On the other hand, payments for services increased by 25.8% to reach about 15.9 billion US dollars (compared to 12.6 billion US dollars), as a result of the increase in all their items as follows:
Payments for other services increased by 56.0% to reach about US$5.7 billion (compared to US$3.6 billion), as a result of higher payments for construction and contractor services, maintenance, inspection and rental of machinery, amounts transferred abroad by foreign oil companies, computer services, and magazine subscriptions. Newspapers, communications services, and insurance services.
Payments for government services increased 46.4% to $1.8 billion (compared to $1.2 billion), reflecting higher payments for other government services.
Transport payments increased by 18.6% to reach $3.3 billion (compared to $2.8 billion), mainly as a result of the increase in amounts transferred abroad to foreign airline companies, amounts transferred to repair Egyptian aircraft at foreign airports, amounts transferred abroad to foreign shipping companies, and amounts transferred to lease aircraft.
Travel payments increased by 2.4% to reach $5.1 billion (compared to $5.0 billion), mainly as a result of the increase in travel expenses and payments by tourism companies and hotels abroad, despite the decrease in electronic card payments abroad.

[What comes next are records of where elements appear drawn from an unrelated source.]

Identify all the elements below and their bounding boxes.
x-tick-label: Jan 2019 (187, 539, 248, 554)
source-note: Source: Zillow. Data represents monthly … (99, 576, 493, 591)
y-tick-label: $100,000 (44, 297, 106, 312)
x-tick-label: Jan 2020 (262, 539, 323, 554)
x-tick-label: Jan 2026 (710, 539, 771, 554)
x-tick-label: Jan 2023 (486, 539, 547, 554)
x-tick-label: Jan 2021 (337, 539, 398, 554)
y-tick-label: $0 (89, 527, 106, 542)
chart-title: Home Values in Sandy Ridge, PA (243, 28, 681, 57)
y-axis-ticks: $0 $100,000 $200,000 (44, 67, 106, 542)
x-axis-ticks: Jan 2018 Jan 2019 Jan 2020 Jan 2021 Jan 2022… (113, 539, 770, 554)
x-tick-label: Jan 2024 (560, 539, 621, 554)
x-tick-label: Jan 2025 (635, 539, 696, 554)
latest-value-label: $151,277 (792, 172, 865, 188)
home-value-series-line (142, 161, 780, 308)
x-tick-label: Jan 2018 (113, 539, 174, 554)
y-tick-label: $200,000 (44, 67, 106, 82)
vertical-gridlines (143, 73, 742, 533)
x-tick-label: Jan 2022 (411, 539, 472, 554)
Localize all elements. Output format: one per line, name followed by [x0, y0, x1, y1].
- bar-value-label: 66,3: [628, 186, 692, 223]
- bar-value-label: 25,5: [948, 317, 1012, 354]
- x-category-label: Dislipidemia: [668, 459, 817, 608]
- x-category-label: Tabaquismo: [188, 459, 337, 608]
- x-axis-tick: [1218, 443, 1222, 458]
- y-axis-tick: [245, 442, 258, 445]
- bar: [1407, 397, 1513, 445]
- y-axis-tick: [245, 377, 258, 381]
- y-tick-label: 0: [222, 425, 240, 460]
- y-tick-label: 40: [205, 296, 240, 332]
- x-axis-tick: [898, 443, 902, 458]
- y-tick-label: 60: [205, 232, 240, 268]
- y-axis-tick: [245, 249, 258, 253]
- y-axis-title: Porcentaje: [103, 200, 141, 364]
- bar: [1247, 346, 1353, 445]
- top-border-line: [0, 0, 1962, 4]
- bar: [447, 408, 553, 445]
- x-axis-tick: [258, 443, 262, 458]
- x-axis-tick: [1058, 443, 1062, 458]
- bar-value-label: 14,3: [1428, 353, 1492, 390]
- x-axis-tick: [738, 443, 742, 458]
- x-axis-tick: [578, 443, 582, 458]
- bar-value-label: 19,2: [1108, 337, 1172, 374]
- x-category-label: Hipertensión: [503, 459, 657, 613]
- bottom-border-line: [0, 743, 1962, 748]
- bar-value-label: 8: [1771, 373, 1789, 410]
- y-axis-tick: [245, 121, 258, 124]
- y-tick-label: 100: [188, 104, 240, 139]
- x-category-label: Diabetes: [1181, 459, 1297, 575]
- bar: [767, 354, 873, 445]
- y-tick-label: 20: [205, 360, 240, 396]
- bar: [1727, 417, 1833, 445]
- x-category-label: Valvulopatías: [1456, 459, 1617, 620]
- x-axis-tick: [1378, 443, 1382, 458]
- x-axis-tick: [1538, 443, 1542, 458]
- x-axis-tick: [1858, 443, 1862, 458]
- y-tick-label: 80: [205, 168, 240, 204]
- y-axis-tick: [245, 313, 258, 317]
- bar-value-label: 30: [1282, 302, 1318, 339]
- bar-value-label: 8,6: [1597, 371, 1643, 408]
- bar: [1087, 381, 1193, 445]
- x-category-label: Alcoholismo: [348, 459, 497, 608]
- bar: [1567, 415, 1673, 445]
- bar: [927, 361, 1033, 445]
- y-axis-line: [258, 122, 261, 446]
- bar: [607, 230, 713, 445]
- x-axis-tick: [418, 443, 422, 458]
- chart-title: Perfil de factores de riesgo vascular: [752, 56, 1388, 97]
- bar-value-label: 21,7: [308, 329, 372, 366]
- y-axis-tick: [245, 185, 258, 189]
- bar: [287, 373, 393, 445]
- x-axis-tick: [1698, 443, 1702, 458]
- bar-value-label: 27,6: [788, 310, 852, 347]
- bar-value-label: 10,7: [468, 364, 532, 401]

The investment income deficit widened by 1.3% to reach $17.5 billion (from $17.3 billion) as a result of the following reasons:
– Investment income receipts decreased by 9.7% to reach $1.9 billion (compared to $2.1 billion), mainly due to a decrease in profits transferred from Egyptian oil companies operating abroad, and interest and dividends on bonds and securities.
– Investment income payments stabilized at $19.5 billion, as the decrease in foreign direct investment profits and interest and profits on non-resident investments in Egyptian bonds and securities offset the increase in interest paid on external debt.